Amazing photos of this beautiful ceremony and love the videos.
@hilabpartnerxD – I wonder if they have a similar festival in Scotland?@ZSA_MD – Generally, the lantern stays afloat until the flame has burned out and then gently sinks to earth. It isn’t the most environmentally friendly event as of course these paper and wire lanterns end up landing somewhere and from time to time, they land on something while the flame is still alight, sparking a fire.@TheSutraDude – Indeed it was – an honor and a privilege.@chronic_masticator – You are most welcome; glad you enjoyed.@Grannys_Place – Glad you enjoyed the photos and videos.

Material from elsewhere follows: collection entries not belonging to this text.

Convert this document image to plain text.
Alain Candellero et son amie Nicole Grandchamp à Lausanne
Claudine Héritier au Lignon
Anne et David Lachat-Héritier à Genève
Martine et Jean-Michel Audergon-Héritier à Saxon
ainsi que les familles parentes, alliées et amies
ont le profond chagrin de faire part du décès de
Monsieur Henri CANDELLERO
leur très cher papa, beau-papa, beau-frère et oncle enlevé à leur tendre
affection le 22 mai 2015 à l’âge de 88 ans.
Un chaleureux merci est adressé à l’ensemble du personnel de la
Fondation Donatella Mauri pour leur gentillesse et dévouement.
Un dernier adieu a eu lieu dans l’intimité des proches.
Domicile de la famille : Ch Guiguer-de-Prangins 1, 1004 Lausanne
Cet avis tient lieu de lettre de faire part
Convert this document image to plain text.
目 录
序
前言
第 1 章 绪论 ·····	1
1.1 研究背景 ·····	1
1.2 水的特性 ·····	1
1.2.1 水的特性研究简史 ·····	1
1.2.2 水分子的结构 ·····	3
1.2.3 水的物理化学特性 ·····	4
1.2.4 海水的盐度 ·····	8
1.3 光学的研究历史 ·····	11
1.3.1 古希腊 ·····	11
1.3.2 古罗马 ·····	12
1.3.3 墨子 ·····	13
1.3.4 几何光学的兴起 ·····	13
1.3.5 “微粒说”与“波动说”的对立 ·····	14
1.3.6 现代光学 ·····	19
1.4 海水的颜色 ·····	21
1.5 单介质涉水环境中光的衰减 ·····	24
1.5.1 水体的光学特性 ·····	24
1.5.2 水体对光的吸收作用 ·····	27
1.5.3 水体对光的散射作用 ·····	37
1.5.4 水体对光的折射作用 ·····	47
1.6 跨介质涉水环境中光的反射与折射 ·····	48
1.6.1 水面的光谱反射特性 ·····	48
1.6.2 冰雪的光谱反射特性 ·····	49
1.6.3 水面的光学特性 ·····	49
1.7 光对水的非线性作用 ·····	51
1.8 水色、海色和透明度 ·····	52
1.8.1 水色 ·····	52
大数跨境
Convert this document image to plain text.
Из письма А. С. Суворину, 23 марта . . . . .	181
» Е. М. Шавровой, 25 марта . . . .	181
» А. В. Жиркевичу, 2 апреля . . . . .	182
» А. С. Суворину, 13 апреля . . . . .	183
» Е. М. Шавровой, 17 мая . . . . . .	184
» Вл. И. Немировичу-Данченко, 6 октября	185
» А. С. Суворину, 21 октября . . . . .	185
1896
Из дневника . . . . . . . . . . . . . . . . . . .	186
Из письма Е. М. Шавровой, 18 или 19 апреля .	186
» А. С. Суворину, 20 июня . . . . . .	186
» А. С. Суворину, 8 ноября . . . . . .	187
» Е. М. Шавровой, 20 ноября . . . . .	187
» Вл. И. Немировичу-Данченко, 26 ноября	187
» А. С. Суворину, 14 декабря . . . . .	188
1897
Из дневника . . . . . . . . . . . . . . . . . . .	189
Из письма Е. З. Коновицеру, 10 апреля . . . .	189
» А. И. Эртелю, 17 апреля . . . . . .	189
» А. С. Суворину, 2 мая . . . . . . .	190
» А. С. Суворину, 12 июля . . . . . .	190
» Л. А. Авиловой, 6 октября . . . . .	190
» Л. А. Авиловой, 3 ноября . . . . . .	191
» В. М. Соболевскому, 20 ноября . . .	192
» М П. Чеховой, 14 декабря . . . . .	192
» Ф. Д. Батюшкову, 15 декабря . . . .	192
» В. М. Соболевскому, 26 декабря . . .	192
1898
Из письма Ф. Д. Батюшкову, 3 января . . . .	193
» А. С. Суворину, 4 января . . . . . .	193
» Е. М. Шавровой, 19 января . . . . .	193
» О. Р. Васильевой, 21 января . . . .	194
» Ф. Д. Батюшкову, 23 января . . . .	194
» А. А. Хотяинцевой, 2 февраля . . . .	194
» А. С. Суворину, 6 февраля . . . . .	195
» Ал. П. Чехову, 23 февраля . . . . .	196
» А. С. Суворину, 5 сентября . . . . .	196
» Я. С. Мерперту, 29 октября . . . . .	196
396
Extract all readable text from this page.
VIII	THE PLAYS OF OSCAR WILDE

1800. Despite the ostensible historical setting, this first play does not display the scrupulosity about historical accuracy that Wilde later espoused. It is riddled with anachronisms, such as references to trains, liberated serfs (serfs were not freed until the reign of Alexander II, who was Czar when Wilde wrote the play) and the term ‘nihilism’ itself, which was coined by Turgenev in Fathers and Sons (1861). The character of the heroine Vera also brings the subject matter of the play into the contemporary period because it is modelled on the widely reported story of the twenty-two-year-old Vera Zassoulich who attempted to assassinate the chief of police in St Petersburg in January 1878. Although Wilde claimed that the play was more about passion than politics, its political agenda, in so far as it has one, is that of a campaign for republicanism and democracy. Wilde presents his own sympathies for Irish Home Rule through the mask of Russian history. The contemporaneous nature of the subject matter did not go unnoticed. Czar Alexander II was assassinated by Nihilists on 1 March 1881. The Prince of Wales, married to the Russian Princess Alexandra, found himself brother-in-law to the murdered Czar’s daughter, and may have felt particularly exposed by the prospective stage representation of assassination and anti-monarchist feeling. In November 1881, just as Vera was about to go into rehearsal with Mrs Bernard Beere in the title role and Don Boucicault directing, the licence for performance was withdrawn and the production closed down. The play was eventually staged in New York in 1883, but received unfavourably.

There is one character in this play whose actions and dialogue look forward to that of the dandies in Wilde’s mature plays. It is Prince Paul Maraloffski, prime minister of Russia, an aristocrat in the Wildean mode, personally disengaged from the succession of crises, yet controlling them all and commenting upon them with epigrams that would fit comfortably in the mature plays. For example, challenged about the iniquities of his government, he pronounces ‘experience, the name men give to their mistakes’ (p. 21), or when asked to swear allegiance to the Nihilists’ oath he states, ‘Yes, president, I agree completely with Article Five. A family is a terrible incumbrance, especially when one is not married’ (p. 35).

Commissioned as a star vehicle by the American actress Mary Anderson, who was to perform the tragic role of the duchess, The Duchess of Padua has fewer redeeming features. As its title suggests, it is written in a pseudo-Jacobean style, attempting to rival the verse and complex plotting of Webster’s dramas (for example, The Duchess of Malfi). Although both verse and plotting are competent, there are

Gosh what a beautiful wedding!! Love the raft tradition!
I was fearful of coming to your page at such a late hour, where food pics would bombard me and carry me off into the kitchen where demons would tempt me with libations and tasty food….instead i was pleasantly surprised with such a beautiful venue for a wedding. The Rachamankha Hotel is gorgeous! I totally want to participate in the ginormous floating lamp festival in Chiang Mai (http://youtu.be/N9Ko-yvJzHU?hd=1). Definitely one of the things on the bucket list.
@AzrihaEatsWorld – And just when you thought you knew what to expect from my blog, right? @brooklyn2028 – It really was beautiful.
Some traditions from other cultures are truly beautiful.
@greatredwoman – Yes, that is true. Thanks for your comment.
Amazing post! So beautiful. It’s neat to learn about other culture’s wedding customs.
@uru_n_imi – Glad you found it interesting.